En apariencia, nada fuera de lo común pasa en esa vivienda. Nadie imaginaría, por ejemplo, que la casa en realidad son dos. Una casa con dos pisos donde viven los dos hermanos de Mery con sus respectivas familias. Y la otra, en realidad un tercer piso improvisado, donde en menos de 60 metros cuadrados viven 23 personas.
Ninguna de ellas se conoce desde hace tiempo. Siendo honestos se cumplirán apenas cuatro meses cuando los primeros en llegar a esta casa se vieron por primera vez. Los más nuevos acaban de cumplir cuatro días. Pero estos desconocidos tienen al menos tres cosas en común: todos llegaron caminando a Bogotá, todos son de Venezuela y todos adoran a Mery.
Ella no sabe explicar qué la movió a trasladar sus cosas, desbaratar su salón de belleza, reacomodar toda su casa e inventarse muebles que hagan las veces de camas. Solo dice, cada vez que se lo preguntan, que el día que supo sobre el campamento en El Salitre, uno de sus hijos la animó a llevarles algo. Durante la noche lo pensó y decidió que en vez de eso, les propondría ponerles los materiales para que empezaran a vender tinto.
“Los primeros días no tuvimos éxito y yo me lo veía venir. Ellos habían pasado por muchas cosas y era obvio que dudaran. Pero no descansé, todos los días iba al campamento a ponerme a disposición de ellos. Sentí la necesidad de hacerlo”, explica Mery.
Gloria Jiménez, una de las 20 personas que viven en la casa, la interrumpe.
“O sea, imagínese que una señora que nadie conoce llega al campamento y nos dice que quiere darnos cosas para que salgamos a trabajar a cambio de nada. Ella nos decía todo el tiempo que era para que nos hiciéramos una platica, que ella no nos iba a quitar nada. Pobre doña Mery, nadie le hacía caso. Hasta que un día yo dije, si ella insiste tanto, no pierdo nada con escucharle cuento, y míreme aquí”, dice Gloria, una de las primeras en llegar a la casa.
El negocio de los tintos no funcionó como tampoco el plan de uno de los amigos de Juan Sebastián, el hijo mayor de Gloria. Su idea era acondicionarles a algunos de ellos una casa cerca de Ciudad Verde, en Soacha, para que no pagaran arriendo y pudieran ahorrar dinero, ponerse a trabajar y tener un comienzo más tranquilo del que han tenido muchos de los más de 112 mil venezolanos que viven en Bogotá.

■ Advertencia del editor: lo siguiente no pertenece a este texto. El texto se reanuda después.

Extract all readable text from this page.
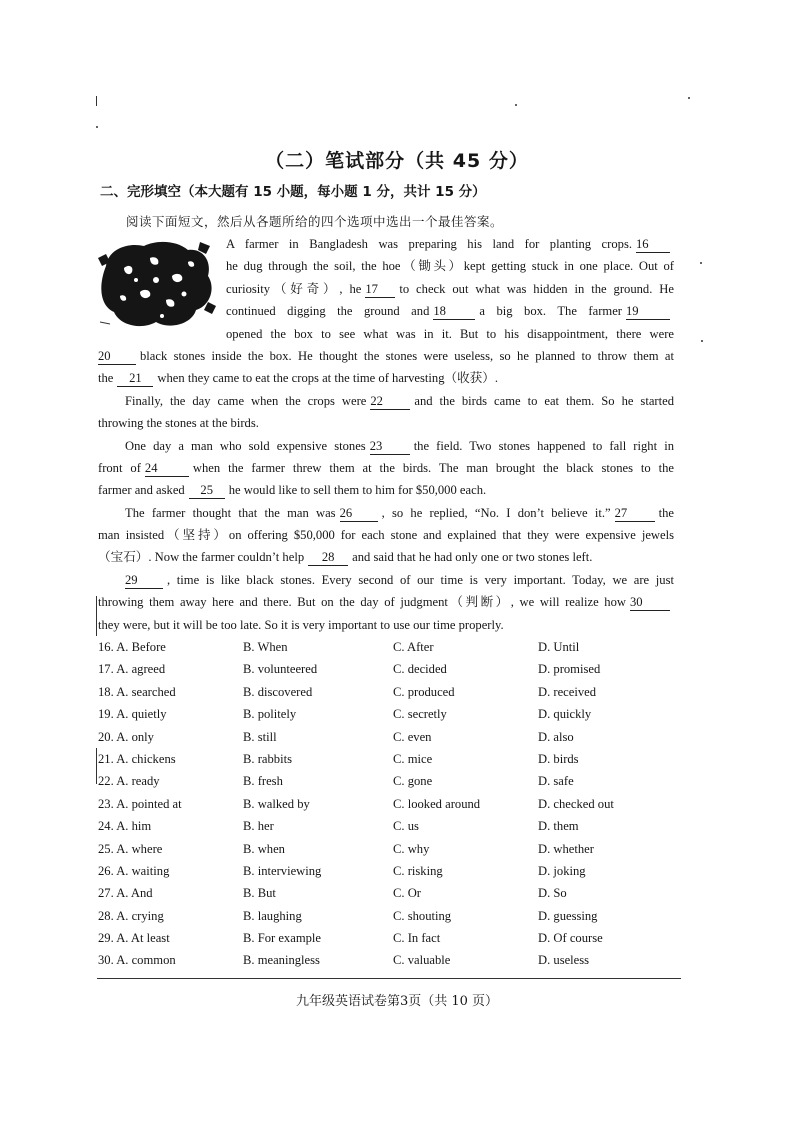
（二）笔试部分（共 45 分）
二、完形填空（本大题有 15 小题，每小题 1 分，共计 15 分）
阅读下面短文，然后从各题所给的四个选项中选出一个最佳答案。
A farmer in Bangladesh was preparing his land for planting crops. 16
he dug through the soil, the hoe（锄头）kept getting stuck in one place. Out of
curiosity（好奇）, he 17 to check out what was hidden in the ground. He
continued digging the ground and 18	a big box. The farmer 19
opened the box to see what was in it. But to his disappointment, there were
20 black stones inside the box. He thought the stones were useless, so he planned to throw them at
the 21 when they came to eat the crops at the time of harvesting（收获）.
Finally, the day came when the crops were 22 and the birds came to eat them. So he started
throwing the stones at the birds.
One day a man who sold expensive stones 23 the field. Two stones happened to fall right in
front of 24	when the farmer threw them at the birds. The man brought the black stones to the
farmer and asked 25 he would like to sell them to him for $50,000 each.
The farmer thought that the man was 26 , so he replied, “No. I don’t believe it.” 27 the
man insisted（坚持）on offering $50,000 for each stone and explained that they were expensive jewels
（宝石）. Now the farmer couldn’t help 28 and said that he had only one or two stones left.
29 , time is like black stones. Every second of our time is very important. Today, we are just
throwing them away here and there. But on the day of judgment（判断）, we will realize how 30
they were, but it will be too late. So it is very important to use our time properly.
16. A. Before	B. When	C. After	D. Until
17. A. agreed	B. volunteered	C. decided	D. promised
18. A. searched	B. discovered	C. produced	D. received
19. A. quietly	B. politely	C. secretly	D. quickly
20. A. only	B. still	C. even	D. also
21. A. chickens	B. rabbits	C. mice	D. birds
22. A. ready	B. fresh	C. gone	D. safe
23. A. pointed at	B. walked by	C. looked around	D. checked out
24. A. him	B. her	C. us	D. them
25. A. where	B. when	C. why	D. whether
26. A. waiting	B. interviewing	C. risking	D. joking
27. A. And	B. But	C. Or	D. So
28. A. crying	B. laughing	C. shouting	D. guessing
29. A. At least	B. For example	C. In fact	D. Of course
30. A. common	B. meaningless	C. valuable	D. useless
九年级英语试卷第3页（共 10 页）
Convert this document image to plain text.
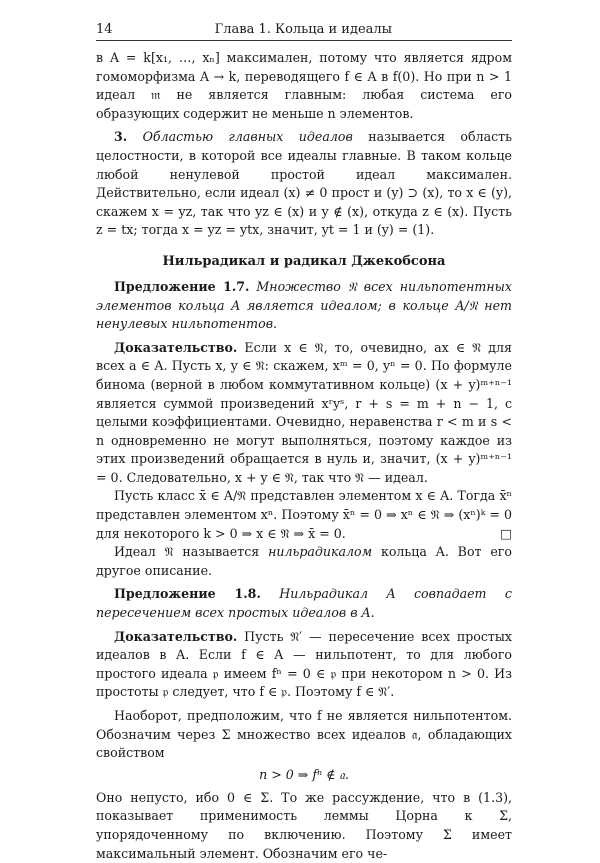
14	Глава 1. Кольца и идеалы

в A = k[x₁, …, xₙ] максимален, потому что является ядром гомоморфизма A → k, переводящего f ∈ A в f(0). Но при n > 1 идеал 𝔪 не является главным: любая система его образующих содержит не меньше n элементов.

3. Областью главных идеалов называется область целостности, в которой все идеалы главные. В таком кольце любой ненулевой простой идеал максимален. Действительно, если идеал (x) ≠ 0 прост и (y) ⊃ (x), то x ∈ (y), скажем x = yz, так что yz ∈ (x) и y ∉ (x), откуда z ∈ (x). Пусть z = tx; тогда x = yz = ytx, значит, yt = 1 и (y) = (1).

Нильрадикал и радикал Джекобсона

Предложение 1.7. Множество 𝔑 всех нильпотентных элементов кольца A является идеалом; в кольце A/𝔑 нет ненулевых нильпотентов.

Доказательство. Если x ∈ 𝔑, то, очевидно, ax ∈ 𝔑 для всех a ∈ A. Пусть x, y ∈ 𝔑: скажем, xᵐ = 0, yⁿ = 0. По формуле бинома (верной в любом коммутативном кольце) (x + y)ᵐ⁺ⁿ⁻¹ является суммой произведений xʳyˢ, r + s = m + n − 1, с целыми коэффициентами. Очевидно, неравенства r < m и s < n одновременно не могут выполняться, поэтому каждое из этих произведений обращается в нуль и, значит, (x + y)ᵐ⁺ⁿ⁻¹ = 0. Следовательно, x + y ∈ 𝔑, так что 𝔑 — идеал.

Пусть класс x̄ ∈ A/𝔑 представлен элементом x ∈ A. Тогда x̄ⁿ представлен элементом xⁿ. Поэтому x̄ⁿ = 0 ⇒ xⁿ ∈ 𝔑 ⇒ (xⁿ)ᵏ = 0 для некоторого k > 0 ⇒ x ∈ 𝔑 ⇒ x̄ = 0.	□

Идеал 𝔑 называется нильрадикалом кольца A. Вот его другое описание.

Предложение 1.8. Нильрадикал A совпадает с пересечением всех простых идеалов в A.

Доказательство. Пусть 𝔑′ — пересечение всех простых идеалов в A. Если f ∈ A — нильпотент, то для любого простого идеала 𝔭 имеем fⁿ = 0 ∈ 𝔭 при некотором n > 0. Из простоты 𝔭 следует, что f ∈ 𝔭. Поэтому f ∈ 𝔑′.

Наоборот, предположим, что f не является нильпотентом. Обозначим через Σ множество всех идеалов 𝔞, обладающих свойством

n > 0 ⇒ fⁿ ∉ 𝔞.

Оно непусто, ибо 0 ∈ Σ. То же рассуждение, что в (1.3), показывает применимость леммы Цорна к Σ, упорядоченному по включению. Поэтому Σ имеет максимальный элемент. Обозначим его че-
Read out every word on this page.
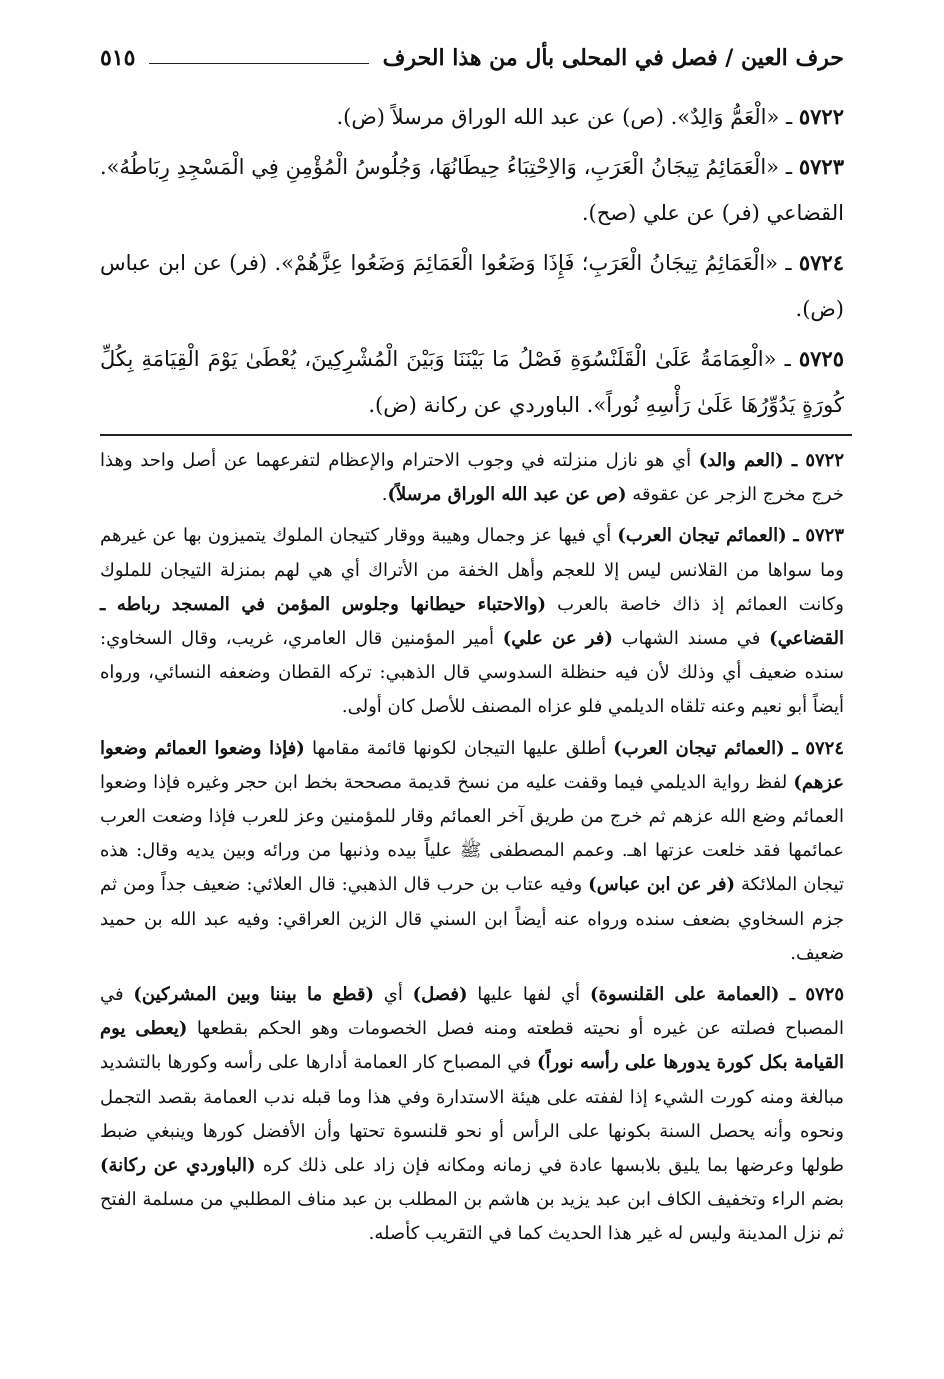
حرف العين / فصل في المحلى بأل من هذا الحرف
٥١٥

٥٧٢٢ ـ «الْعَمُّ وَالِدٌ». (ص) عن عبد الله الوراق مرسلاً (ض).

٥٧٢٣ ـ «الْعَمَائِمُ تِيجَانُ الْعَرَبِ، وَالاِحْتِبَاءُ حِيطَانُهَا، وَجُلُوسُ الْمُؤْمِنِ فِي الْمَسْجِدِ رِبَاطُهُ». القضاعي (فر) عن علي (صح).

٥٧٢٤ ـ «الْعَمَائِمُ تِيجَانُ الْعَرَبِ؛ فَإِذَا وَضَعُوا الْعَمَائِمَ وَضَعُوا عِزَّهُمْ». (فر) عن ابن عباس (ض).

٥٧٢٥ ـ «الْعِمَامَةُ عَلَىٰ الْقَلَنْسُوَةِ فَصْلُ مَا بَيْنَنَا وَبَيْنَ الْمُشْرِكِينَ، يُعْطَىٰ يَوْمَ الْقِيَامَةِ بِكُلِّ كُورَةٍ يَدُوِّرُهَا عَلَىٰ رَأْسِهِ نُوراً». الباوردي عن ركانة (ض).

٥٧٢٢ ـ (العم والد) أي هو نازل منزلته في وجوب الاحترام والإعظام لتفرعهما عن أصل واحد وهذا خرج مخرج الزجر عن عقوقه (ص عن عبد الله الوراق مرسلاً).

٥٧٢٣ ـ (العمائم تيجان العرب) أي فيها عز وجمال وهيبة ووقار كتيجان الملوك يتميزون بها عن غيرهم وما سواها من القلانس ليس إلا للعجم وأهل الخفة من الأتراك أي هي لهم بمنزلة التيجان للملوك وكانت العمائم إذ ذاك خاصة بالعرب (والاحتباء حيطانها وجلوس المؤمن في المسجد رباطه ـ القضاعي) في مسند الشهاب (فر عن علي) أمير المؤمنين قال العامري، غريب، وقال السخاوي: سنده ضعيف أي وذلك لأن فيه حنظلة السدوسي قال الذهبي: تركه القطان وضعفه النسائي، ورواه أيضاً أبو نعيم وعنه تلقاه الديلمي فلو عزاه المصنف للأصل كان أولى.

٥٧٢٤ ـ (العمائم تيجان العرب) أطلق عليها التيجان لكونها قائمة مقامها (فإذا وضعوا العمائم وضعوا عزهم) لفظ رواية الديلمي فيما وقفت عليه من نسخ قديمة مصححة بخط ابن حجر وغيره فإذا وضعوا العمائم وضع الله عزهم ثم خرج من طريق آخر العمائم وقار للمؤمنين وعز للعرب فإذا وضعت العرب عمائمها فقد خلعت عزتها اهـ. وعمم المصطفى ﷺ علياً بيده وذنبها من ورائه وبين يديه وقال: هذه تيجان الملائكة (فر عن ابن عباس) وفيه عتاب بن حرب قال الذهبي: قال العلائي: ضعيف جداً ومن ثم جزم السخاوي بضعف سنده ورواه عنه أيضاً ابن السني قال الزين العراقي: وفيه عبد الله بن حميد ضعيف.

٥٧٢٥ ـ (العمامة على القلنسوة) أي لفها عليها (فصل) أي (قطع ما بيننا وبين المشركين) في المصباح فصلته عن غيره أو نحيته قطعته ومنه فصل الخصومات وهو الحكم بقطعها (يعطى يوم القيامة بكل كورة يدورها على رأسه نوراً) في المصباح كار العمامة أدارها على رأسه وكورها بالتشديد مبالغة ومنه كورت الشيء إذا لففته على هيئة الاستدارة وفي هذا وما قبله ندب العمامة بقصد التجمل ونحوه وأنه يحصل السنة بكونها على الرأس أو نحو قلنسوة تحتها وأن الأفضل كورها وينبغي ضبط طولها وعرضها بما يليق بلابسها عادة في زمانه ومكانه فإن زاد على ذلك كره (الباوردي عن ركانة) بضم الراء وتخفيف الكاف ابن عبد يزيد بن هاشم بن المطلب بن عبد مناف المطلبي من مسلمة الفتح ثم نزل المدينة وليس له غير هذا الحديث كما في التقريب كأصله.
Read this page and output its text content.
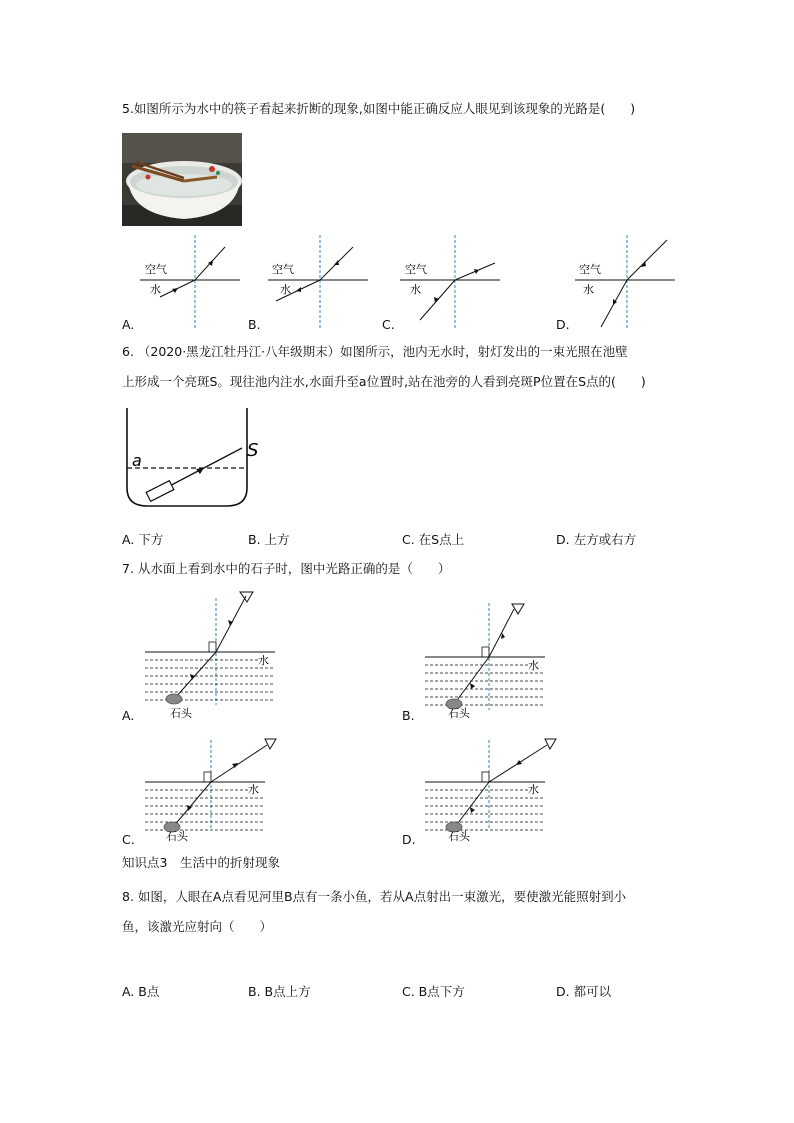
5.如图所示为水中的筷子看起来折断的现象,如图中能正确反应人眼见到该现象的光路是(　　)
空气
水
A.
空气
水
B.
空气
水
C.
空气
水
D.
6. （2020·黑龙江牡丹江·八年级期末）如图所示，池内无水时，射灯发出的一束光照在池壁
上形成一个亮斑S。现往池内注水,水面升至a位置时,站在池旁的人看到亮斑P位置在S点的(　　)
a	S
A. 下方	B. 上方	C. 在S点上	D. 左方或右方
7. 从水面上看到水中的石子时，图中光路正确的是（　　）
水
石头
A.
水
石头
B.
水
石头
C.
水
石头
D.
知识点3　生活中的折射现象
8. 如图，人眼在A点看见河里B点有一条小鱼，若从A点射出一束激光，要使激光能照射到小
鱼，该激光应射向（　　）
A. B点	B. B点上方	C. B点下方	D. 都可以
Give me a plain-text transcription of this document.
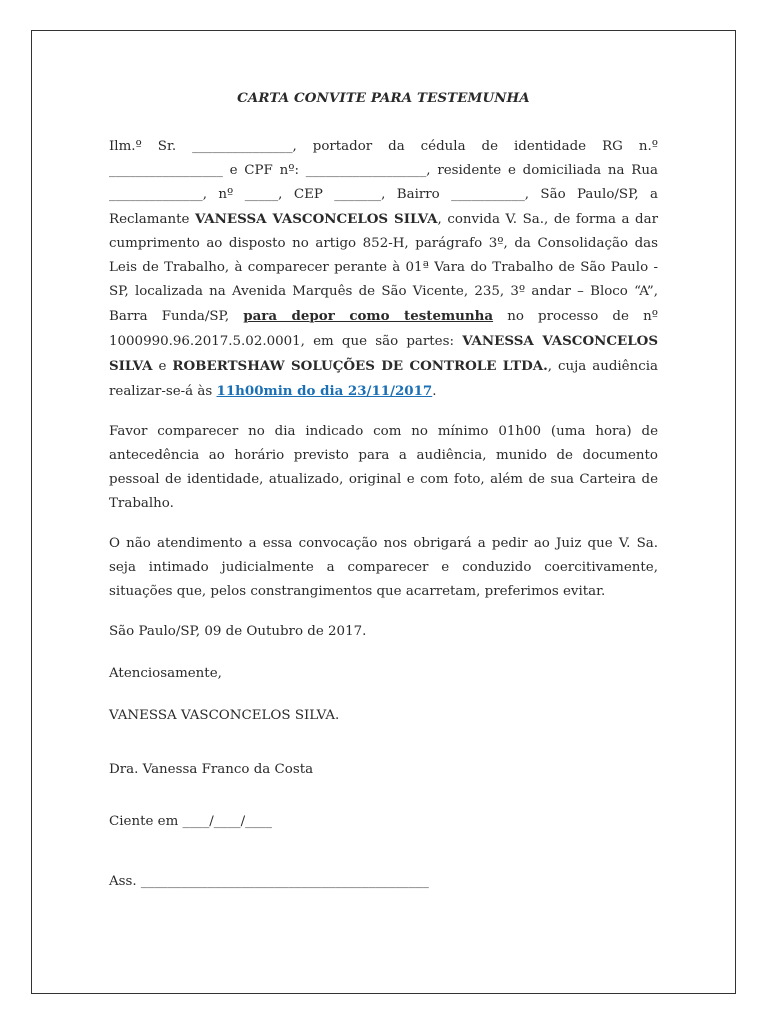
CARTA CONVITE PARA TESTEMUNHA

Ilm.º Sr. _______________, portador da cédula de identidade RG n.º _________________ e CPF nº: __________________, residente e domiciliada na Rua ______________, nº _____, CEP _______, Bairro ___________, São Paulo/SP, a Reclamante VANESSA VASCONCELOS SILVA, convida V. Sa., de forma a dar cumprimento ao disposto no artigo 852-H, parágrafo 3º, da Consolidação das Leis de Trabalho, à comparecer perante à 01ª Vara do Trabalho de São Paulo - SP, localizada na Avenida Marquês de São Vicente, 235, 3º andar – Bloco “A”, Barra Funda/SP, para depor como testemunha no processo de nº 1000990.96.2017.5.02.0001, em que são partes: VANESSA VASCONCELOS SILVA e ROBERTSHAW SOLUÇÕES DE CONTROLE LTDA., cuja audiência realizar-se-á às 11h00min do dia 23/11/2017.

Favor comparecer no dia indicado com no mínimo 01h00 (uma hora) de antecedência ao horário previsto para a audiência, munido de documento pessoal de identidade, atualizado, original e com foto, além de sua Carteira de Trabalho.

O não atendimento a essa convocação nos obrigará a pedir ao Juiz que V. Sa. seja intimado judicialmente a comparecer e conduzido coercitivamente, situações que, pelos constrangimentos que acarretam, preferimos evitar.

São Paulo/SP, 09 de Outubro de 2017.

Atenciosamente,

VANESSA VASCONCELOS SILVA.

Dra. Vanessa Franco da Costa

Ciente em ____/____/____

Ass. ___________________________________________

“Esa idea de la casa no se pudo llevar a cabo, pero ya les habíamos dicho que era una posibilidad y estaban emocionados. A mí me dio como culpa dejarlos así y sin pensarlo les dije: bueno no hay casa en Soacha, pero la mía está a la orden. Si se quieren venir, las puertas están abiertas. No les voy a cobrar ni arriendo, ni servicios ni comida”, reconoce Mery que ríe a carcajadas mientras lo dice.
Sus hijos, su mamá y quienes la han llegado a conocer coinciden en decir que Mery “siempre ha sido así: una desprendida de las cosas”.
Antes de preguntarle, Mery dice con vehemencia que no le da miedo tener a desconocidos en su casa y que, si pudiera, tendría a más personas.
“La primera vez que me dejó sola en la casa yo tenía miedo. O sea, decía, y si esa señora me está tendiendo una trampa o si se desaparece algo y me echa la culpa. Recuerdo que ese día no me moví de la silla y ella se fue todo el día. Pero luego me fui dando cuenta de ese corazón chiquito que tiene, y chiquito lo digo porque da amor por montones que deberían ponerle uno más grande. Siempre nos ha tenido mucha confianza y todos le hemos respondido”, afirma Gloria.
Carlos, otro de los habitantes de la vivienda, dice que le preguntó a Gloria por qué no sentía desconfianza de ellos si nunca los había visto antes.
“Ella me dijo una cosa, pana, que me dejó callado. Me dijo: Carlos, yo no los conozco, pero Dios sí, no tengo nada que temer. Desde ese día nunca más me sentí prevenido”, contó.
Ni siquiera Mery sabe cómo hace para mantener la casa. Ella trabaja en una peluquería muy cerca de su casa y hace domicilios como esteticista y estilista para cortes de pelo, manicure, pedicure, masajes y limpiezas faciales. Su hijo mayor, de 20 años, hace entregas para una empresa de gas y Gabriel, de 16, está terminando el colegio.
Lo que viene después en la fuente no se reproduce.